Bio: Brant G. Miller is an assistant professor of science education and technology at the University of Idaho. His research interests include technology integration, Adventure Learning, and culturally responsive approaches to STEM education.
Title: Creating shared educative curricular guides for science educators: Lessons learned from year one of project 3Ring
Abstract: Poor student performance on international, national, and state exams shows that students in the U.S. lack science know-how as compared to many international peers. Additionally these assessments show that not all of our students are performing equally. Students are not developing the STEM content knowledge or skills needed to meet the increasing demands within industry, research, or society. The evidence is strong that a high-quality teacher that helps students learn science by doing science is the most important factor in student achievement. Yet despite extensive teacher preparation and ongoing professional development, these types of instruction that engage all students and can close achievement gaps are not happening in classrooms. The reasons for this are many, including lack of teacher content knowledge, lack of quality instructional resources, and a lack of planning time to support their teaching in research-based ways.
3Ring envisions a world where the science education community of master teachers, educational researchers, policy makers, and STEM workforce leaders are brought together to empower middle and high science teachers so that ALL their students may learn and love science. 3Ring combines web-based technologies, open content licensing, and the science education community’s expertise to develop educative curriculum guides and lesson building tools for science teachers. Together 3Ring curriculum guides and lesson building tools bridge a teacher’s professional development and their classroom practice towards increasing teacher effectiveness, teacher retention and thus student outcomes.
Dr. Donna will share the theoretical framework and research supporting 3Ring, sample resources and tools, and pilot study results. He will also share lessons learned from the first year of this project by exploring the tensions of adaptive problem solving within 3Ring’s design, development, testing, and distribution of curricular guides. For example, he will explore the vision of “teacher as implementer of instructional materials” which dominates much of the textbook industry versus “teacher as creator of instructional materials” which dominates much of the teacher preparation world, to share that the answers to supporting teachers may live somewhere between these two visions. In addition, he will share qualitative pilot study results from 3Ring’s first educative guide from an urban school district and the ongoing quantitative studies to assess the effectiveness of 3Ring approaches.

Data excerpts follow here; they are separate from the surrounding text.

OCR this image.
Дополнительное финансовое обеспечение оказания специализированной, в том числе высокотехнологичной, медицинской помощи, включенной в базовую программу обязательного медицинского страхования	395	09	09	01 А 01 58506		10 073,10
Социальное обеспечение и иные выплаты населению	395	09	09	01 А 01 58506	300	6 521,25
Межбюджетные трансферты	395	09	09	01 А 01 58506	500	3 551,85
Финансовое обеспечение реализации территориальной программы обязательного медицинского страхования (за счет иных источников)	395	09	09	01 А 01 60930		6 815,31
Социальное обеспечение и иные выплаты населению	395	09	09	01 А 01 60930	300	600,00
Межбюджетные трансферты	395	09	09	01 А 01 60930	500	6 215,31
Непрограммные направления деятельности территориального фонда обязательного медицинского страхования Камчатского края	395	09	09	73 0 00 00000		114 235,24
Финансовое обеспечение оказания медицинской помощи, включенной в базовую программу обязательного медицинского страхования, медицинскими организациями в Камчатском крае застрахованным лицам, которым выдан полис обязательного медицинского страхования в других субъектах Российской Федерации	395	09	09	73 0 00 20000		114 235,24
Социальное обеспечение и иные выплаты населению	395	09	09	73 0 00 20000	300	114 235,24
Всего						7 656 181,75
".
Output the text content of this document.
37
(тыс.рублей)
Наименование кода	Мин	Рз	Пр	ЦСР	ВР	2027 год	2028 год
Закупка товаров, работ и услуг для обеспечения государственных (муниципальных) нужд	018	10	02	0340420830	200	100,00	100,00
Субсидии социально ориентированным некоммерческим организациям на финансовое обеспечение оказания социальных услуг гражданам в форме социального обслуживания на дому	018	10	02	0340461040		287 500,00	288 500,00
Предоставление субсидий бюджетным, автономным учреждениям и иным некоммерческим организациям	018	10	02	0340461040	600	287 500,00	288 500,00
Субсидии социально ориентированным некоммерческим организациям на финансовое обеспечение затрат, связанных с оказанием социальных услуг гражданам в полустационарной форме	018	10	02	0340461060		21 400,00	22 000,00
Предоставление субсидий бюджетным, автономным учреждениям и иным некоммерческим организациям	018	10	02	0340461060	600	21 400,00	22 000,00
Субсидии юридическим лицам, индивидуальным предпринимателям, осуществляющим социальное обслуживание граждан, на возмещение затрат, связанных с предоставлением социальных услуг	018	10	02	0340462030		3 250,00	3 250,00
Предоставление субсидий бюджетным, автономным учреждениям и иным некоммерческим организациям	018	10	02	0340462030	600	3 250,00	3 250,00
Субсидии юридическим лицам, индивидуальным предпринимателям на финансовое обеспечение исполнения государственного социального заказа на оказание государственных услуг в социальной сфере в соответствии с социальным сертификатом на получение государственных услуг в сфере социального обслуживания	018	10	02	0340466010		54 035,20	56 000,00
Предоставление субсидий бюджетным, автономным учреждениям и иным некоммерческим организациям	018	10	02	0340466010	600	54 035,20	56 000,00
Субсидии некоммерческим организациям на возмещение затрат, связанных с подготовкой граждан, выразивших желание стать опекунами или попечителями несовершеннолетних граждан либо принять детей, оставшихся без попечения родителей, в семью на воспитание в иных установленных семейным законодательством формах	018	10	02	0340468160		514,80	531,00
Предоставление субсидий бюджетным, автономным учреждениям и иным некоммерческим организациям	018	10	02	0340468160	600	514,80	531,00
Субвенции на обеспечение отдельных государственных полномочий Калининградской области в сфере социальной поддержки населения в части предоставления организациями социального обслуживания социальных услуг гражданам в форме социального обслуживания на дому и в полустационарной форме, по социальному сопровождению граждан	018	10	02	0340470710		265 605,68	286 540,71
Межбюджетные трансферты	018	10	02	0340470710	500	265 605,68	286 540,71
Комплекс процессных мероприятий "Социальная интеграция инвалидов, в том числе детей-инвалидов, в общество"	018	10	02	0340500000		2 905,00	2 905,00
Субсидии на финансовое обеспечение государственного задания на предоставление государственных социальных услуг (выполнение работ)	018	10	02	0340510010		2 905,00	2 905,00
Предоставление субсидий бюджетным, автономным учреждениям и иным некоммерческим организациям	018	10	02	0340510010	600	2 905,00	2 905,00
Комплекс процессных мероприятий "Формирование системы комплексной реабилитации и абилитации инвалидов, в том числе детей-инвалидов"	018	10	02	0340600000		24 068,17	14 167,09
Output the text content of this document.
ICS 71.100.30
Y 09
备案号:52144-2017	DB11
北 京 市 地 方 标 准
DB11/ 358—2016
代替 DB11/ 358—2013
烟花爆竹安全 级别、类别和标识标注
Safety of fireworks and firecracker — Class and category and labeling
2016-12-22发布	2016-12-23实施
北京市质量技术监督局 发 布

Bio: Joel Donna, Ph.D. is a former rural Minnesota science teacher. He has expertise in research and development using technology to support beginning teachers and technology integration in the science classroom. He served as the STEM Specialist for the State of Minnesota and is currently on leave as a Lecturer in the University of Minnesota Learning Technologies. Joel is a current a Bush Leadership Fellow and is the President and CEO of the non-profit organization, 3Ring.